The venerable Frank Liddell is at the production helm of Aviator alongside Michael McCarthy and a host of A players. The album was recorded to tape and eschewed digital techniques that afford the record a warm vibe that makes it sound like vinyl even when streaming from a mobile device. It’s a laid back, groovy record full of interesting production chances and all the right notes in all the right places. To my ears it’s reminiscent of Merle Haggard’s 1980’s work in sound and attitude. But, it’s not dated. It’s most definitely of the now and the future. This is an artist with a past that has found his future. And it is his alone. While other artists may sound like others, there is no mistaking that this is a Stoney LaRue album. In this day and age that is no small feat. LaRue has carved out his own path on the strength of his live shows and dedicated fans. Now he can hang his hat on a signature sound.
The tunes on this record are mostly reflective. This is a songwriter looking firmly in the mirror. That young bravado we first witnessed a dozen years ago has developed into a well-honed wisdom. “First One To Know”, “Spitfire” and the title track ride on the emotive waves that Stoney triggers in his voice. His voice has always been his greatest asset and he has learned (with Liddell and McCarthy’s help) to use it to the greatest effect. It’s refreshing to hear a veteran performer grow into a more comfortable version of himself.

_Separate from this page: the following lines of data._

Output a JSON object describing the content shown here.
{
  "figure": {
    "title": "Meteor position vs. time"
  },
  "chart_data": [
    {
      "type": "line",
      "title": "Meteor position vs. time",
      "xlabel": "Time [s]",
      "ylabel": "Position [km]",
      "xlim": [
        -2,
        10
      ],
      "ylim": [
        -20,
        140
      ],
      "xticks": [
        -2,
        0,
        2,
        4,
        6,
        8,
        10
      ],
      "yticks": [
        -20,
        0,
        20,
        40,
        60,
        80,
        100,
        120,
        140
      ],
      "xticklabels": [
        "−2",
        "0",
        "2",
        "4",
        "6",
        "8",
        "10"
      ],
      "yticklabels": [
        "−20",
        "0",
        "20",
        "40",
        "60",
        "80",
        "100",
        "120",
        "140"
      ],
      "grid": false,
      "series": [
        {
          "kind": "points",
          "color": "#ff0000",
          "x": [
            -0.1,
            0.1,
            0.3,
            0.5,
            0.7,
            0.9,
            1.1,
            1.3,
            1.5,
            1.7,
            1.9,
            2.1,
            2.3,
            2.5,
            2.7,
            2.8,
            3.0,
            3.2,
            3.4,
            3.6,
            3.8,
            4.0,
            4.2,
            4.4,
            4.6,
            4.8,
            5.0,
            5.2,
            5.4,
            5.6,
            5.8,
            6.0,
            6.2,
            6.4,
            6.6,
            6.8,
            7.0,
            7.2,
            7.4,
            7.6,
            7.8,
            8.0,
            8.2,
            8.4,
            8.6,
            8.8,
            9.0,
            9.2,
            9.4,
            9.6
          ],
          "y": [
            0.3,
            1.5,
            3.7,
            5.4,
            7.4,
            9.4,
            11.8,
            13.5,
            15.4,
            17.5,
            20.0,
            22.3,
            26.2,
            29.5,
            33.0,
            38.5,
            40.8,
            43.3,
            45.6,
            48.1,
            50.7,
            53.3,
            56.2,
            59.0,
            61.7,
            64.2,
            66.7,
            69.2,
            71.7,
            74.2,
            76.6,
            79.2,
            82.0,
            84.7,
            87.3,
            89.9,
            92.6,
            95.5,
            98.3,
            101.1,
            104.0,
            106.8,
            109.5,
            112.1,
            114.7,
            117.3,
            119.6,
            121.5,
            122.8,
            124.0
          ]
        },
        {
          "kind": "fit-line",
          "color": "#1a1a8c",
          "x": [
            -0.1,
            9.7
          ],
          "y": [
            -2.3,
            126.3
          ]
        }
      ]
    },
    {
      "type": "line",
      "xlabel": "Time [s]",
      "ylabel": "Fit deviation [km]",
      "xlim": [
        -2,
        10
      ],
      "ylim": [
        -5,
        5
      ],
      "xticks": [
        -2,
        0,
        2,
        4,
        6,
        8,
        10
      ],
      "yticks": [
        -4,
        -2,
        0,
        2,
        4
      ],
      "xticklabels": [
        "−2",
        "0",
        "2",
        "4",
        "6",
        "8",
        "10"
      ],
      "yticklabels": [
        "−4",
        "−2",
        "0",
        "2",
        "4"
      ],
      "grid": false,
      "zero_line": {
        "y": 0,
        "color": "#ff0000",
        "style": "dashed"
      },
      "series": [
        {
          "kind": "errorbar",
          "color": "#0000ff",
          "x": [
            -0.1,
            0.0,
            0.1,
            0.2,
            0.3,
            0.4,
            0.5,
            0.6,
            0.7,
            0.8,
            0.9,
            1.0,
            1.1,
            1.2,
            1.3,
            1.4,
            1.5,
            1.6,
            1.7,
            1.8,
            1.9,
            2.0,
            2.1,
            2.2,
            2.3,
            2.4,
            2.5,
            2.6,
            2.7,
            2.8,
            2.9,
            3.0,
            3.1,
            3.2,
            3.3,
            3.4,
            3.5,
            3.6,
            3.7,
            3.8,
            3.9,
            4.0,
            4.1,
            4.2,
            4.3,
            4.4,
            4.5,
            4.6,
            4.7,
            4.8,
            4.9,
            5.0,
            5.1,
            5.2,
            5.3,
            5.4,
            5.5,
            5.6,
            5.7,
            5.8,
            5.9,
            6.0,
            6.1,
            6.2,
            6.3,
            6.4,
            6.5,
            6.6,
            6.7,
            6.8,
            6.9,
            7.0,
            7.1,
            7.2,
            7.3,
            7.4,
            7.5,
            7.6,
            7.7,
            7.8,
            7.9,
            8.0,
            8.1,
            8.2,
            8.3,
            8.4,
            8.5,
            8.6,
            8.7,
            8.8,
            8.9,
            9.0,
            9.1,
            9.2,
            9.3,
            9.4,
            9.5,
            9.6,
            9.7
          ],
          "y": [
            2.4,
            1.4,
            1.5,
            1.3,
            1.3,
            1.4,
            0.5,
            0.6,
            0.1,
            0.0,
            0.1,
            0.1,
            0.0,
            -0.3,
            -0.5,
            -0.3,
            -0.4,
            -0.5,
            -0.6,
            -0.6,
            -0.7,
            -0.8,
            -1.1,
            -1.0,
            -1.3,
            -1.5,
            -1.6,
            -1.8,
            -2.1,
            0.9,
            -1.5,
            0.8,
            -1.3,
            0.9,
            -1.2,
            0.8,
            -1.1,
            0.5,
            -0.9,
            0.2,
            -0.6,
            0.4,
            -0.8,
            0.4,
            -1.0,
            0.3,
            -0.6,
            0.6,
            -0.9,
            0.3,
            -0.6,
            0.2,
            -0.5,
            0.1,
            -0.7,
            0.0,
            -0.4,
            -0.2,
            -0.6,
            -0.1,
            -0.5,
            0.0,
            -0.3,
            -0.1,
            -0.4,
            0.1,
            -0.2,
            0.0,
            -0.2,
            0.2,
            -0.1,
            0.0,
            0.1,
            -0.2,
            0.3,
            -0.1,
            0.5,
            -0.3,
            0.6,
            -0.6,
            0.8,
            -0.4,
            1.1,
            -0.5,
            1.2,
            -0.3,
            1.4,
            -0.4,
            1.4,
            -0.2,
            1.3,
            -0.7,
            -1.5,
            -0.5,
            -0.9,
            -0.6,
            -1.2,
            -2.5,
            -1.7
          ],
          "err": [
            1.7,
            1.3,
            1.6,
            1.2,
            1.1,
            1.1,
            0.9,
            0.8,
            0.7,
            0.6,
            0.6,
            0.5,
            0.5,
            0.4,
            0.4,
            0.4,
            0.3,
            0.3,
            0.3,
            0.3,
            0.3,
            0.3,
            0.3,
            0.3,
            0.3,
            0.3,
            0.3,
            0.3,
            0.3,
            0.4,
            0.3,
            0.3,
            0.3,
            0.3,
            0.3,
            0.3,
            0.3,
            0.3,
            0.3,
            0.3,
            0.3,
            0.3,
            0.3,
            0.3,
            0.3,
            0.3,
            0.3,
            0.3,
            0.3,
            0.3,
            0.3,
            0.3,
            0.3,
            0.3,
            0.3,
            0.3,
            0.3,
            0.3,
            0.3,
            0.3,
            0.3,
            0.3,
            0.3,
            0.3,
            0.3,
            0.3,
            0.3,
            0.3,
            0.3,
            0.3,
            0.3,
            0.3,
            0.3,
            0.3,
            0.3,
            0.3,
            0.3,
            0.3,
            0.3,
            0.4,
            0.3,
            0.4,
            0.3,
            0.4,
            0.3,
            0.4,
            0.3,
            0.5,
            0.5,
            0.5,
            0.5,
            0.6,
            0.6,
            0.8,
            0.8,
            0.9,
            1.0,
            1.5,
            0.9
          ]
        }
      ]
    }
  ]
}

The talent that has always been there is now adjoined with LaRue’s comfort in his own skin. He’s not pretending to be an idiosyncratic outlaw type anymore. He’s just Stoney LaRue. There’s a vulnerability and human quality that was missing in the early work that he now proudly displays alongside his cockiness. He’s happy with it and whether the world acknowledges it or not, these songs seem to indicate he doesn’t care. And for that, we acknowledge an artist that has made a truly special artistic leap to land right where he’s been aiming all along.